BIRD databases are distributed as SQLite files. Since SQL Query Engine runs against PostgreSQL, the evaluation pipeline includes an automatic migration layer that converts each BIRD database at runtime.

What Gets Converted

Schema conversion (sqliteToPostgres.py):

Type affinity mapping: INTEGER → BIGINT, REAL → DOUBLE PRECISION, TEXT → TEXT, BLOB → TEXT
Foreign key dependencies processed in topological order
Identifier names lowercased (PostgreSQL convention)
Bulk data insertion with batch sizes of 1,000 rows
Sequence counters reset after bulk insert

Gold SQL dialect conversion (birdDataLoader.py):

The pipeline converts gold SQL queries from SQLite dialect to PostgreSQL. This involves 14 transformation rules:

Backtick identifiers → double quotes
IIF(cond, t, f) → CASE WHEN cond THEN t ELSE f END
STRFTIME('%Y', col) → EXTRACT(YEAR FROM col::TEXT::TIMESTAMP)::TEXT
JULIANDAY() → PostgreSQL date arithmetic
GROUP_CONCAT(x) → STRING_AGG(x::TEXT, ',')
SUBSTR() → SUBSTRING()
IFNULL() → COALESCE()
INSTR(a, b) → POSITION(b IN a)
LIKE → ILIKE (case-insensitive matching)
DATE('now') → CURRENT_DATE
DATETIME('now') → NOW()
CAST(x AS FLOAT) → CAST(x AS DOUBLE PRECISION)
CAST(x AS REAL) → CAST(x AS NUMERIC)
LIMIT offset, count → LIMIT count OFFSET offset

Conversion Error Rate

Not all gold queries convert cleanly. Out of 500 mini-dev questions, 63 (12.6%) fail conversion due to semantic differences between SQLite and PostgreSQL (text-based date arithmetic, multi-word unquoted column names, PostgreSQL's stricter GROUP BY requirements). These are excluded from accuracy calculations and reported separately.

Difficulty	Conversion Errors
Simple	6
Moderate	35
Challenging	22

The most affected databases are thrombosis_prediction (20 errors) and california_schools (18 errors), which rely heavily on SQLite-specific date functions and column naming conventions.

Benchmark Results

Five LLM backends were tested on the BIRD mini-dev set (437 evaluated questions after excluding 63 conversion errors). All runs use temperature 0.1 with evidence hints enabled (BIRD_USE_EVIDENCE=true).

Overall Execution Accuracy

Model	Config C	Config B	Config A	Delta (A−C)	Healed	Regressions
GPT-OSS 120B	44.4%	42.6%	49.0%	+4.6pp	39	19
Llama 3.3 70B	43.7%	38.0%	46.5%	+2.8pp	35	23
Llama 4 Scout 17B	37.1%	34.3%	40.5%	+3.4pp	35	20
GPT-OSS 20B	43.5%	39.8%	43.2%	−0.3pp	26	24
Qwen3 32B	40.7%	41.6%	39.4%	−1.3pp	31	17

Accuracy by Difficulty (GPT-OSS 120B, Config A)

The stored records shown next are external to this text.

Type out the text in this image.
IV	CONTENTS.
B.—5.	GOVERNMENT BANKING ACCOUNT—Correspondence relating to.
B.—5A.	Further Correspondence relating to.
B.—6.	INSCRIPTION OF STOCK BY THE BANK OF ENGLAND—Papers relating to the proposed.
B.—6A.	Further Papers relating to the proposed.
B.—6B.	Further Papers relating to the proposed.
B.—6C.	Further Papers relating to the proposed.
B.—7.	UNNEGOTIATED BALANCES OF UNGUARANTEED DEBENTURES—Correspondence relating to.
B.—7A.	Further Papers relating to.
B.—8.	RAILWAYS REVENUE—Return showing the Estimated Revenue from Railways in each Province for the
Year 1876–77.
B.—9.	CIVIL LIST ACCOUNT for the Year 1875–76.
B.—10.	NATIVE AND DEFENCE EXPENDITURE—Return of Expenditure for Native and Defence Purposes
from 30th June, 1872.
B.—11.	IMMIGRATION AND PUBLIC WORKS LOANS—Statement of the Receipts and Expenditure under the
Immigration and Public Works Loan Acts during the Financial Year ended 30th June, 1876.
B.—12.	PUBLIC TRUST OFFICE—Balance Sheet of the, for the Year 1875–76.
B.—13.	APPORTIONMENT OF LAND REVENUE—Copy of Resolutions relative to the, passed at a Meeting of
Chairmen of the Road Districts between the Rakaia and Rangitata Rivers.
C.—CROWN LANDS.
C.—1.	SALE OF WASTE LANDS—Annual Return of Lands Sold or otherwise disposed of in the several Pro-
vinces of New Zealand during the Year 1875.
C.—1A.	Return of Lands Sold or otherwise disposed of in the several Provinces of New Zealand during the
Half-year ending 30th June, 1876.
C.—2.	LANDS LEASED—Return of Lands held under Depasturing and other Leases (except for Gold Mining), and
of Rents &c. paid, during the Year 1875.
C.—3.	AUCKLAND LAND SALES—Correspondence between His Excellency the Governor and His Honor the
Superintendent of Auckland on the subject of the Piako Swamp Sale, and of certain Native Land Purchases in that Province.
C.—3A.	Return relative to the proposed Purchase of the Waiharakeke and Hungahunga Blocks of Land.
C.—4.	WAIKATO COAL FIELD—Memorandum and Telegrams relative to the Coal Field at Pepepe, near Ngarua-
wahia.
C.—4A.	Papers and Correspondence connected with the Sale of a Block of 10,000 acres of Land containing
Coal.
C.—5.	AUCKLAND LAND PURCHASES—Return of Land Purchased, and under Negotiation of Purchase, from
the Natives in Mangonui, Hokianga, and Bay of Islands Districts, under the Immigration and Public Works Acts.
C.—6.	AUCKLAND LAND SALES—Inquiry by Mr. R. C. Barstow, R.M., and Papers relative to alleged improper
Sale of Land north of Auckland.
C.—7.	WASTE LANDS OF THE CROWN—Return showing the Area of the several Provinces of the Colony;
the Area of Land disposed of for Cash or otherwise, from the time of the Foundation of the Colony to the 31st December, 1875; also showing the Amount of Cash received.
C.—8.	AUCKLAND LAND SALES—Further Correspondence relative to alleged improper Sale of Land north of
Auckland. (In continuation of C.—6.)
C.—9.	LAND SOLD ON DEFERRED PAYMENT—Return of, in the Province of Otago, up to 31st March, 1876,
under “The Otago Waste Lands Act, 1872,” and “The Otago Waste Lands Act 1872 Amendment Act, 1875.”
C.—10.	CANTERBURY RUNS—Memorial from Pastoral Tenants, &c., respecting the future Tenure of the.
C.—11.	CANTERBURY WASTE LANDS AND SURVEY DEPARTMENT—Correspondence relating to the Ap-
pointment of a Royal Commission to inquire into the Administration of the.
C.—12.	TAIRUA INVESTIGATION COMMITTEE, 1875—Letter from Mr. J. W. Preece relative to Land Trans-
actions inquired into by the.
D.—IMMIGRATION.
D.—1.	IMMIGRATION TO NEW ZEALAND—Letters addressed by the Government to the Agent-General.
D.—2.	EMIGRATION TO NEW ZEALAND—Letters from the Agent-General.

Difficulty	Config C	Config A	Delta
Simple	54.2%	59.9%	+5.7pp
Moderate	44.7%	48.8%	+4.1pp
Challenging	26.2%	30.0%	+3.8pp

Accuracy by Database (GPT-OSS 120B, Config A)

Database	Accuracy
student_club	73.3%
superhero	63.5%
toxicology	55.0%
european_football_2	50.0%
codebase_community	46.8%
formula_1	45.8%
debit_card_specializing	42.3%
california_schools	41.7%
financial	37.0%
thrombosis_prediction	36.7%
card_games	31.4%

Self-Healing Analysis

Healing Breakdown (All 5 Models, Config A)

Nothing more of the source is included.